-4-

477 9 0
                                    

Finstere, beinah schon schwarze Wolken verdunkelten den Himmel, welcher zuvor noch in einem faszinierenden Blau gewesen war. Die Sonne verschwand unter den dichten Nebelschleiern, die das angebliche Gefühl der Sicherheit nicht wieder zurückgeben würde. Zuvor waren die Lichtstrahlen noch mit einem Funken Hoffnung begleitet, doch nun mussten sie sich durch die düsteren Wolken drängen, um überhaupt zum Vorschein zu kommen. Doch der sanfte Schein von Geborgenheit verschwand nicht nur in dem unklaren Himmel, sondern auch aus meinem Verstand. Die positiven Emotionen waren verschwunden, waren wie einem prasselnden Regen, starken Windzügen und grollenden Donner gewichen. Aus dem einzigen Fenster, welches über mir noch das letzte Gefühl von Hoffnung vermittelte, ertönten sich laute Geräusche; wie kräftige Böen an den Ästen zerrten, sie in einem knarrenden Geräusch hin und her schwingen. Abgerissene Blätter hingen in Schaudern nieder und grelle Blitze, die nun vereinzelt erschienen, zuckten über den Himmel. "Hast du mich verstanden?", knurrte er. Ähnlich wie die ungezähmte Gewalt der Natur, schnitten diese vier Worte durch meinen Verstand. Mit bebenden Schultern und rasendem Herzen versuchte ich, seinem Blick standzuhalten; trotz meiner panischen Angst. Er strahlte furchtbare Dominanz aus, die mir sofort eine Gänsehaut bereitete. Ich wehrte mich nicht mehr. Ich hatte zu viel Angst, dass er mich erneut würgen oder mir auf anderem Weg Schmerzen bereiten würde, wenn ich nicht das tat, was er von mir verlangte. "Ja, habe ich", antwortete ich mit piepsiger Stimme, um ihn nicht aufzuregen. Seine smaragdgrünen Augen glühten wie zwei eigene Sonnen, in dieser vom Unwetter hervorgerufenen Dunkelheit und jegliches Wesen, welches es gewagt hätte, dem Mann in die Augen zu schauen, wäre vor dem Hass und der Kälte in diesen Tiefen zurückgeschreckt. Außer ich. Ich musste diesem Blick standzuhalten; hatte viel zu viel Panik davor, dass er mir etwas antun würde. "Gut. Ich bin übrigens Shane Sullivan. Kennst du mich?"

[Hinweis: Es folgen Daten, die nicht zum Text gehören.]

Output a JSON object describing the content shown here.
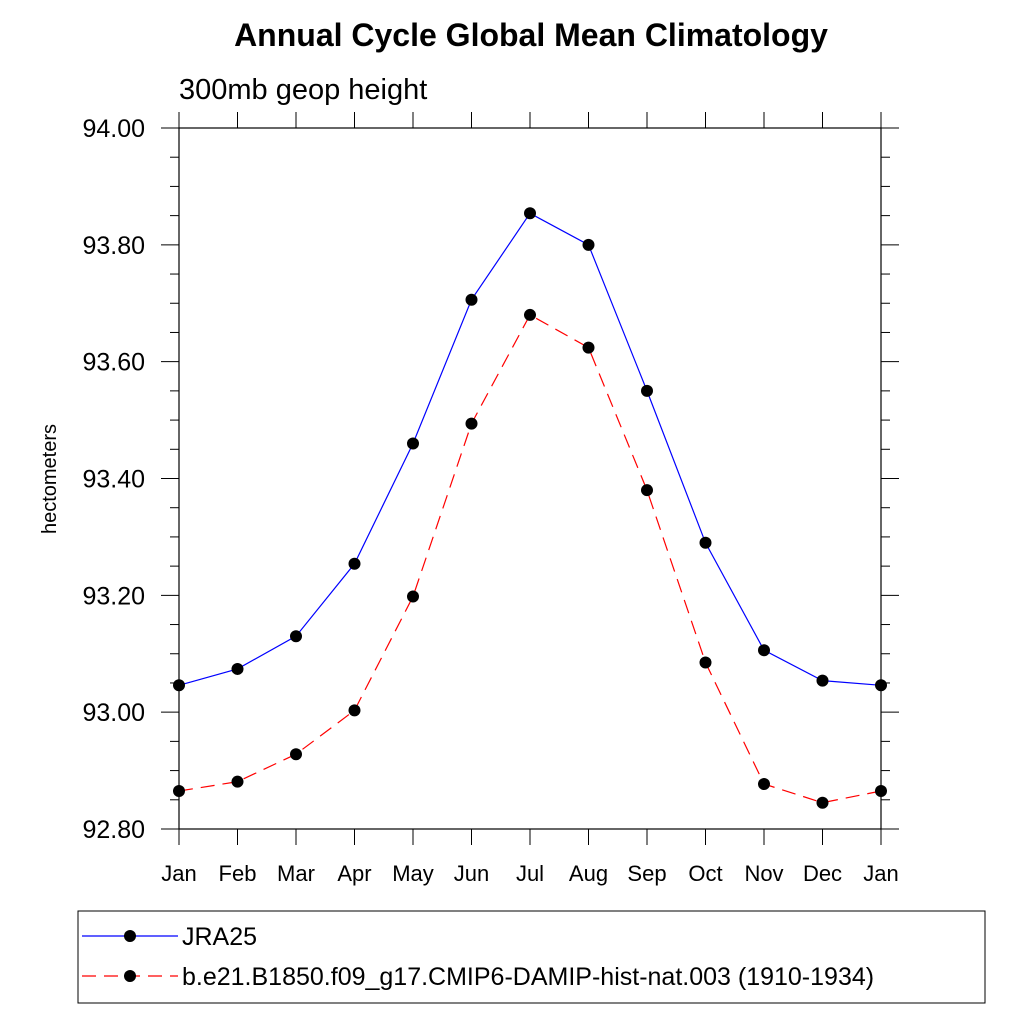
{
  "chart_data": {
    "type": "line",
    "title": "Annual Cycle Global Mean Climatology",
    "subtitle": "300mb geop height",
    "xlabel": "",
    "ylabel": "hectometers",
    "categories": [
      "Jan",
      "Feb",
      "Mar",
      "Apr",
      "May",
      "Jun",
      "Jul",
      "Aug",
      "Sep",
      "Oct",
      "Nov",
      "Dec",
      "Jan"
    ],
    "ylim": [
      92.8,
      94.0
    ],
    "ytick_values": [
      92.8,
      93.0,
      93.2,
      93.4,
      93.6,
      93.8,
      94.0
    ],
    "ytick_labels": [
      "92.80",
      "93.00",
      "93.20",
      "93.40",
      "93.60",
      "93.80",
      "94.00"
    ],
    "grid": false,
    "legend_position": "bottom",
    "series": [
      {
        "name": "JRA25",
        "color": "#0000ff",
        "line_style": "solid",
        "marker": "filled-circle",
        "values": [
          93.046,
          93.074,
          93.13,
          93.254,
          93.46,
          93.706,
          93.854,
          93.8,
          93.55,
          93.29,
          93.106,
          93.054,
          93.046
        ]
      },
      {
        "name": "b.e21.B1850.f09_g17.CMIP6-DAMIP-hist-nat.003 (1910-1934)",
        "color": "#ff0000",
        "line_style": "dashed",
        "marker": "filled-circle",
        "values": [
          92.865,
          92.881,
          92.928,
          93.003,
          93.198,
          93.494,
          93.68,
          93.624,
          93.38,
          93.085,
          92.877,
          92.845,
          92.865
        ]
      }
    ]
  }
}
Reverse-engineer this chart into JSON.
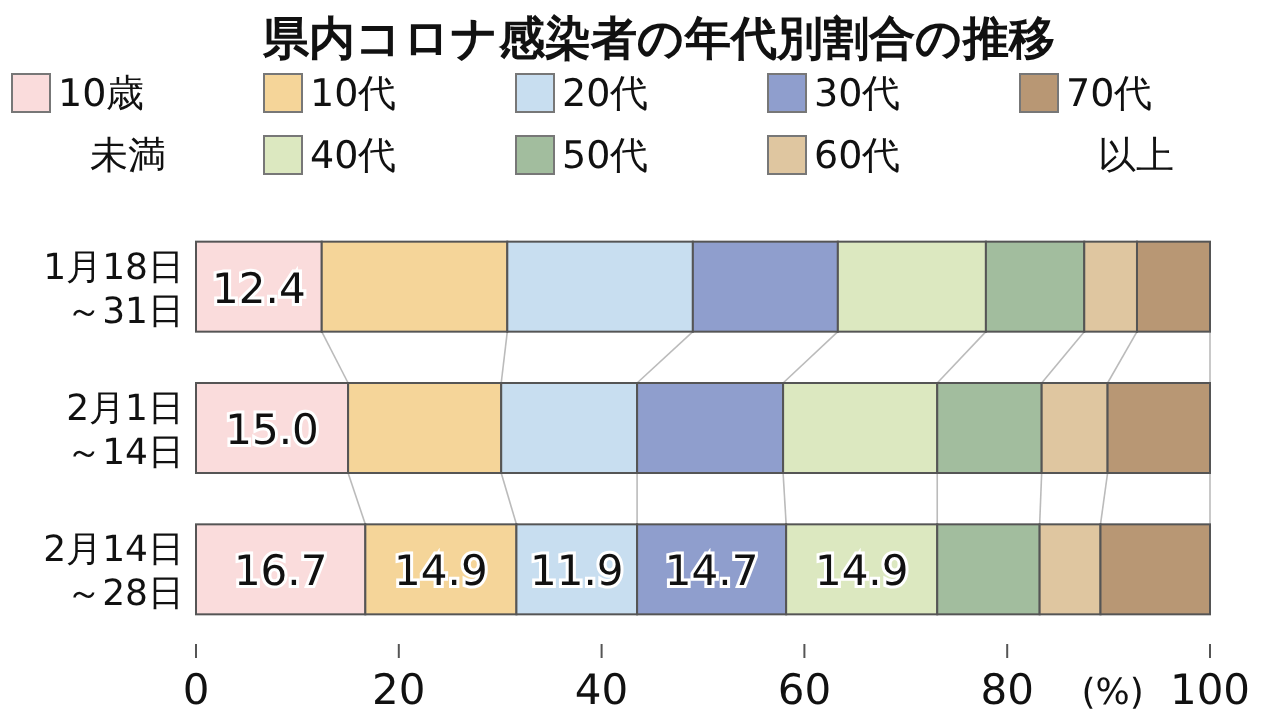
{
  "chart_data": {
    "type": "bar",
    "stacked": true,
    "orientation": "horizontal",
    "title": "県内コロナ感染者の年代別割合の推移",
    "xlabel": "(%)",
    "categories": [
      "1月18日～31日",
      "2月1日～14日",
      "2月14日～28日"
    ],
    "series": [
      {
        "name": "10歳未満",
        "color": "#fadcdc",
        "values": [
          12.4,
          15.0,
          16.7
        ],
        "value_labels": [
          "12.4",
          "15.0",
          "16.7"
        ]
      },
      {
        "name": "10代",
        "color": "#f5d599",
        "values": [
          18.3,
          15.1,
          14.9
        ],
        "value_labels": [
          null,
          null,
          "14.9"
        ]
      },
      {
        "name": "20代",
        "color": "#c8def0",
        "values": [
          18.3,
          13.4,
          11.9
        ],
        "value_labels": [
          null,
          null,
          "11.9"
        ]
      },
      {
        "name": "30代",
        "color": "#8f9ecd",
        "values": [
          14.3,
          14.4,
          14.7
        ],
        "value_labels": [
          null,
          null,
          "14.7"
        ]
      },
      {
        "name": "40代",
        "color": "#dce8c0",
        "values": [
          14.6,
          15.2,
          14.9
        ],
        "value_labels": [
          null,
          null,
          "14.9"
        ]
      },
      {
        "name": "50代",
        "color": "#a2bd9e",
        "values": [
          9.7,
          10.3,
          10.1
        ]
      },
      {
        "name": "60代",
        "color": "#dfc6a0",
        "values": [
          5.2,
          6.5,
          6.0
        ]
      },
      {
        "name": "70代以上",
        "color": "#b89774",
        "values": [
          7.2,
          10.1,
          10.8
        ]
      }
    ],
    "xlim": [
      0,
      100
    ],
    "xticks": [
      0,
      20,
      40,
      60,
      80,
      100
    ],
    "legend": "top",
    "grid": false
  }
}
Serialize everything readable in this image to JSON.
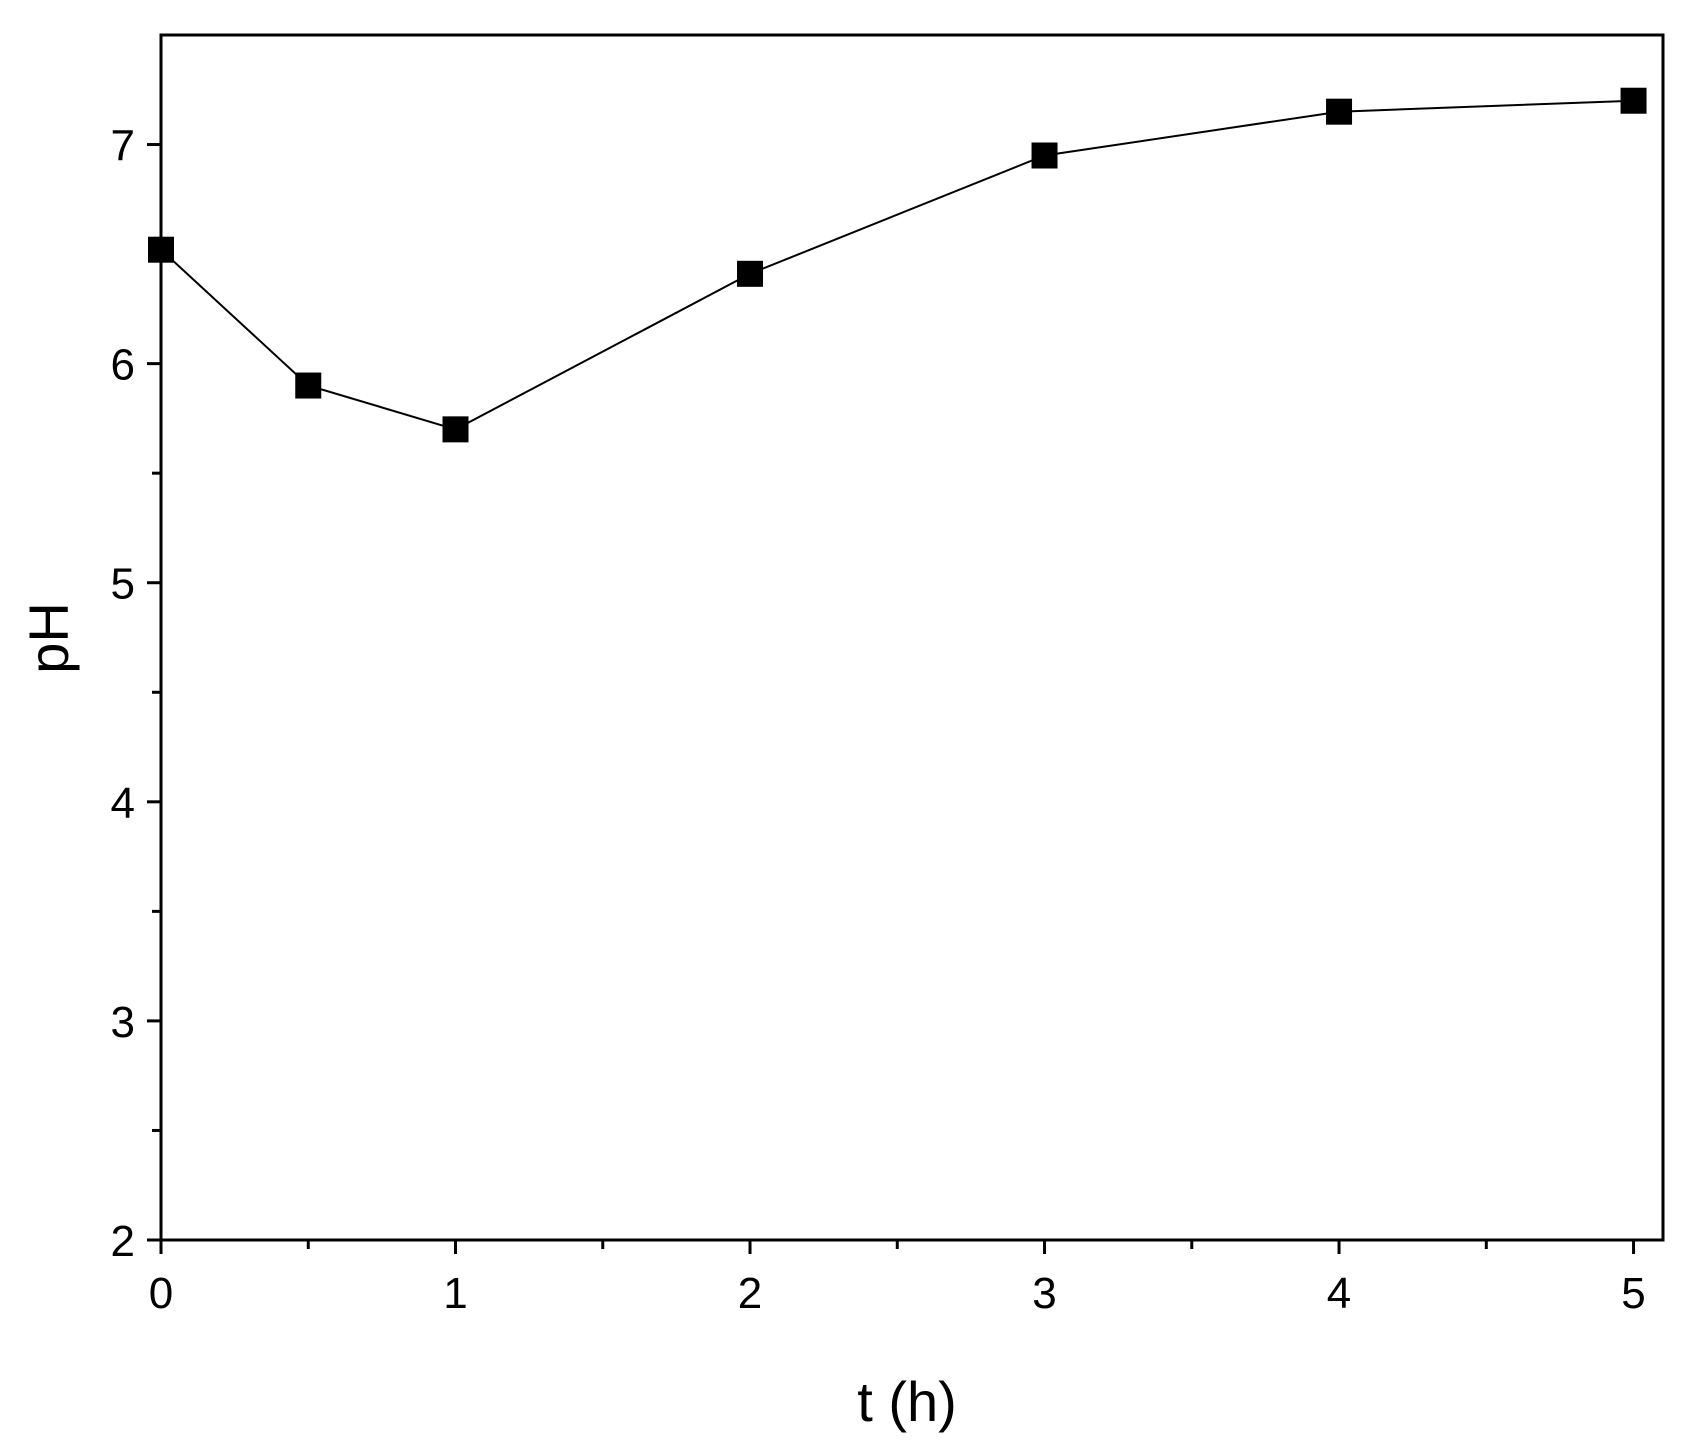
{
  "chart_data": {
    "type": "line",
    "title": "",
    "xlabel": "t (h)",
    "ylabel": "pH",
    "xlim": [
      0,
      5.1
    ],
    "ylim": [
      2,
      7.5
    ],
    "x_ticks": [
      0,
      1,
      2,
      3,
      4,
      5
    ],
    "x_minor_ticks": [
      0.5,
      1.5,
      2.5,
      3.5,
      4.5
    ],
    "y_ticks": [
      2,
      3,
      4,
      5,
      6,
      7
    ],
    "y_minor_ticks": [
      2.5,
      3.5,
      4.5,
      5.5,
      6.5
    ],
    "grid": false,
    "series": [
      {
        "marker": "square",
        "color": "#000000",
        "x": [
          0,
          0.5,
          1,
          2,
          3,
          4,
          5
        ],
        "y": [
          6.52,
          5.9,
          5.7,
          6.41,
          6.95,
          7.15,
          7.2
        ]
      }
    ]
  }
}
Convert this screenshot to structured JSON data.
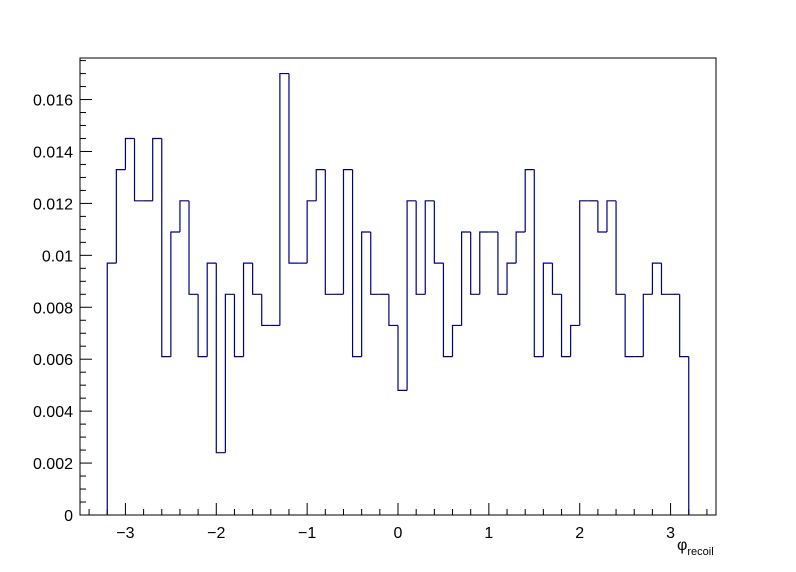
{
  "chart_data": {
    "type": "histogram",
    "title": "",
    "xlabel_main": "φ",
    "xlabel_sub": "recoil",
    "ylabel": "",
    "xlim": [
      -3.5,
      3.5
    ],
    "ylim": [
      0,
      0.0176
    ],
    "grid": false,
    "legend": "none",
    "line_color": "#000080",
    "x_ticks": [
      {
        "value": -3,
        "label": "−3"
      },
      {
        "value": -2,
        "label": "−2"
      },
      {
        "value": -1,
        "label": "−1"
      },
      {
        "value": 0,
        "label": "0"
      },
      {
        "value": 1,
        "label": "1"
      },
      {
        "value": 2,
        "label": "2"
      },
      {
        "value": 3,
        "label": "3"
      }
    ],
    "y_ticks": [
      {
        "value": 0,
        "label": "0"
      },
      {
        "value": 0.002,
        "label": "0.002"
      },
      {
        "value": 0.004,
        "label": "0.004"
      },
      {
        "value": 0.006,
        "label": "0.006"
      },
      {
        "value": 0.008,
        "label": "0.008"
      },
      {
        "value": 0.01,
        "label": "0.01"
      },
      {
        "value": 0.012,
        "label": "0.012"
      },
      {
        "value": 0.014,
        "label": "0.014"
      },
      {
        "value": 0.016,
        "label": "0.016"
      }
    ],
    "bin_edges_start": -3.2,
    "bin_width": 0.1,
    "values": [
      0.0097,
      0.0133,
      0.0145,
      0.0121,
      0.0121,
      0.0145,
      0.0061,
      0.0109,
      0.0121,
      0.0085,
      0.0061,
      0.0097,
      0.0024,
      0.0085,
      0.0061,
      0.0097,
      0.0085,
      0.0073,
      0.0073,
      0.017,
      0.0097,
      0.0097,
      0.0121,
      0.0133,
      0.0085,
      0.0085,
      0.0133,
      0.0061,
      0.0109,
      0.0085,
      0.0085,
      0.0073,
      0.0048,
      0.0121,
      0.0085,
      0.0121,
      0.0097,
      0.0061,
      0.0073,
      0.0109,
      0.0085,
      0.0109,
      0.0109,
      0.0085,
      0.0097,
      0.0109,
      0.0133,
      0.0061,
      0.0097,
      0.0085,
      0.0061,
      0.0073,
      0.0121,
      0.0121,
      0.0109,
      0.0121,
      0.0085,
      0.0061,
      0.0061,
      0.0085,
      0.0097,
      0.0085,
      0.0085,
      0.0061
    ]
  }
}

Diese Frage bohrte sich in meinen Kopf. Shane? Ob ich ihn kannte? Verdammt, nein! Dieser Name rief keine einzige Erinnerung in mich. Nichts von ihm schien mir vertraut. Wieso fragte er mich so absurd, ob ich ihn kannte? Die zynische Stimme dieses Mannes hallte durch meinen Kopf wie der Donner durch einen verstummten Wald. "Ich...Ich kenne dich nicht, Shane", stotterte ich. Ich sah ihm die pure Verachtung an, die er mir schenkte, die nur darauf wartete, dass ich den kleinsten Fehler begang, damit er mir wieder wehtun könnte. Was wollte er von mir? Aus welchem verdammten Grund befand ich mich hier und hatte von rein gar nichts eine Ahnung? Ehe ich weiter in Gedanken und Fragen versank, spürte ich seine Hand an meiner Wange. Ich zuckte zusammen, doch es war kein Schlag, der mich traf, sondern bloß eine sanfte, beinah zärtliche Geste, die mich völlig verwunderte.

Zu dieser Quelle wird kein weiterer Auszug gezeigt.